08
MAR
2019

Amiens | En prison pour des agressions sexuelles à 78 ans

Le grand-père s’en est pris pendant deux ans à sa petite-fille. Il avait déjà été condamné pour des faits semblables.

C’est l’un des plus vieux détenus de France, si ce n’est le plus vieux. Originaire de Picardie, Auguste (prénom changé) dort derrière les barreaux de la prison d’Annoeuillin (Nord) depuis février 2016.

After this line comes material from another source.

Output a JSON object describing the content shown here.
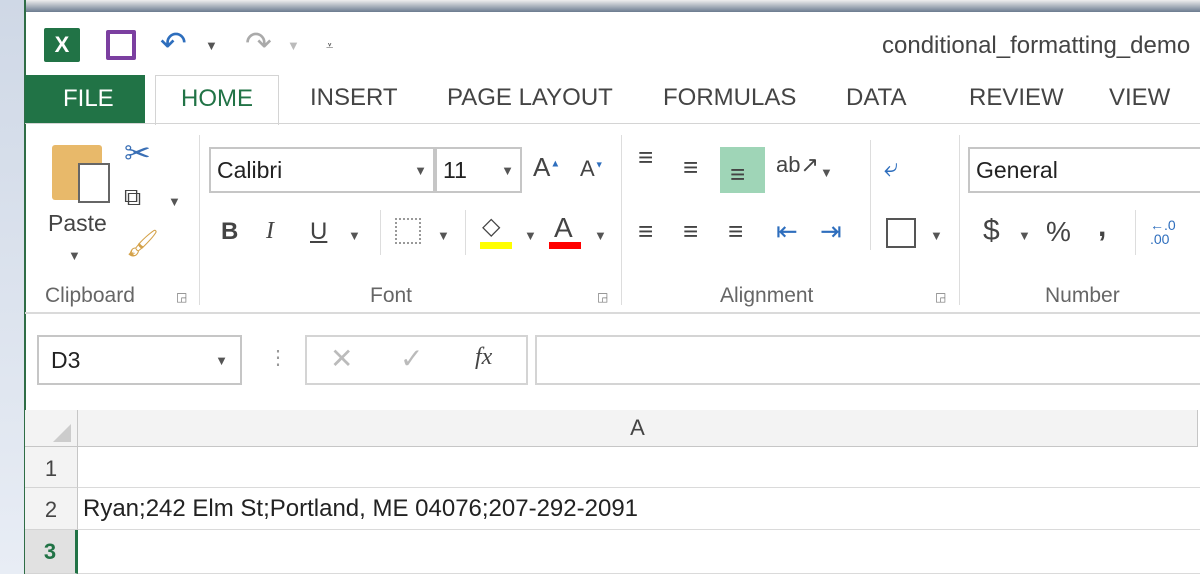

Il a alors été condamné à cinq ans ferme pour des agressions sexuelles sur deux petites filles. En 2005, déjà pour des faits identiques commis sur une seule victime, il avait écopé d’un an avec sursis.

« On n’en savait rien », tremblent les parents de la quatrième enfant, qui a révélé son calvaire lors d’une réunion de famille, en octobre 2015, dans un village du Santerre. Régulièrement, le papi et sa compagne la gardaient à son domicile ou, pendant les vacances, dans un camping de la côte picarde. L’enfant, âgée d’une dizaine d’années, décrit des faits étalés sur 25 mois : des caresses, des tentatives de pénétration digitales, l’exhibition du sexe masculin, des frottements et des cunnilingus.

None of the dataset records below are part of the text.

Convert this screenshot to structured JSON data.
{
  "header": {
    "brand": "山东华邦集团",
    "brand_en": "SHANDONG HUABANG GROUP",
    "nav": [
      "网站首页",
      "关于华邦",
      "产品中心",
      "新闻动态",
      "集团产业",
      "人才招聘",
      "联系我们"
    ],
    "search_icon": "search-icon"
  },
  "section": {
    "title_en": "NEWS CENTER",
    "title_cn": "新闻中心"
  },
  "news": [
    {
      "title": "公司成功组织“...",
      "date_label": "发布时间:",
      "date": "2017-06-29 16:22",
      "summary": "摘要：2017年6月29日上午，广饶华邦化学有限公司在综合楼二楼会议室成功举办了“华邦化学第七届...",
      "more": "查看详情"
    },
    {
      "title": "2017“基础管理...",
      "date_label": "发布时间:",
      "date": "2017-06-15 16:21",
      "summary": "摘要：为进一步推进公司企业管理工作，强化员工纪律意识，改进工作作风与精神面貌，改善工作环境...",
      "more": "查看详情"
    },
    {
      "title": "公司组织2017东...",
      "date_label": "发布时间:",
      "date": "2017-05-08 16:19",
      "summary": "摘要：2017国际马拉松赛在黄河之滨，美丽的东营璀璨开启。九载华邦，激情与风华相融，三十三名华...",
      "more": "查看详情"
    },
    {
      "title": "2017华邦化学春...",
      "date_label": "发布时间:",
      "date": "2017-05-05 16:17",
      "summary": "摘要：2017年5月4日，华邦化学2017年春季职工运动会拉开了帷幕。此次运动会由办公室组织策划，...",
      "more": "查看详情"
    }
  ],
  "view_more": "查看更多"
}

« La peau des enfants, c’est doux »

Le vieillard est atteint par plusieurs cancers. Il entend mal mais s’exprime clairement. Aucune altération de responsabilité n’a été décelée par le psychiatre.

À l’audience du mardi 5 mars, il reconnaît tout sauf les pénétrations (« c’est trop jeune »). L’homme analyse assez froidement ses tendances pédophiles : « La peau des enfants, c’est doux, c’est beau ». Lui qui ne « bande plus depuis vingt ans » date son basculement de sa retraite : « Il arrive un moment de la vie où il se passe des choses dans nos vieux cerveaux ». La présidente intervient : « Non monsieur, tous les retraités ne touchent pas les petites filles ».

Avec tant de franchise, on peut au moins donner crédit à ses regrets, même s’ils semblent encore centrés sur sa personne : « Je savais bien que c’était pas normal. Je regrette amèrement parce que je ne verrai plus mes enfants et mes petits-enfants. J’ai broyé… J’ai éteint l’amour… »

« Une affaire classée »

Les parents de la fillette regrettent de n’avoir jamais été informés de l’instruction de leur dossier : « On découvre tout lors de cette audience. On pensait qu’il était en prison pour notre affaire ».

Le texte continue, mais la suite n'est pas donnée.